Giunchigliani, who is seeking a third, final term to the District E seat, has had a career as a special education teacher and served as a state legislator before becoming a commissioner. She has been an opponent of raising the sales tax to pay for more police officers, calling it regressive. She supports exploring the possibility of bringing in a light rail service to the community.
In the general election, she’ll face either Republican Randy Rose or Joe Thibodeau, who were seeking the GOP nod. Thibodeau had a slight lead on Tuesday night, with 34 percent of precincts reporting.
Thibodeau said he needs to have a strong grassroots campaign and come up with more funds to mount a challenge against the incumbent.
He wants to shut down unlicensed businesses such as illegal car washes.
“If we didn’t waste our time to come up with new ordinances we could focus on enforcing laws in place,” Thibodeau said.
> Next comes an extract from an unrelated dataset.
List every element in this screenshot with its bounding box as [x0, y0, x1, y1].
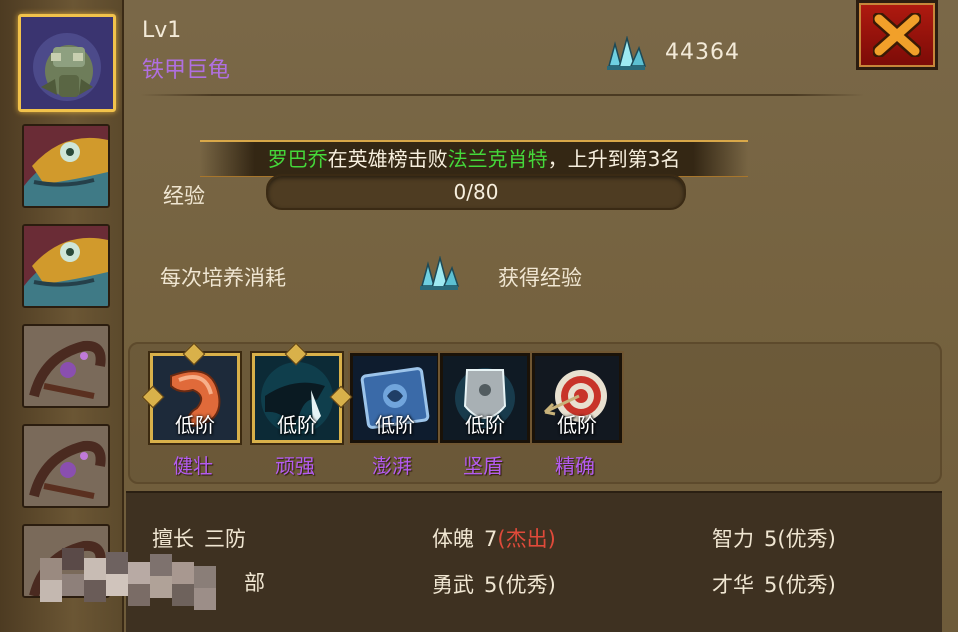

County Commissioner Susan Brager, running for a third and final four-year term, faced a crowded field of three opponents also seeking the Democratic Party’s nomination for the District F seat. Her primary challengers were Susan Bonaventura, Ellen Nakamura and former state Sen. Mike Schneider. Susan Bonaventura is John Bonaventura’s former wife.
Brager had a wide margin over all the opponents Tuesday.
A Realtor, Brager also served on the School Board before becoming a county commissioner. Brager said she’s humbled by voters’ support.
“I am so thrilled to move onto the general election,” she said.
She’ll face Republican Mitchell Tracy in the general election. Tracy, an insurance company auto appraiser, advanced in the GOP primary over opponent Joe Krathwohl, with a comfortable margin.
“I’m looking forward to a rematch,” against incumbent Susan Brager,” said Tracy, who unsuccessfully ran against Brager in 2010. “Things are going to be different this time.”
In the District F general election, third-party candidates running are Independent American Party candidate Lyal Darrel and Libertarian Jason G. Smith.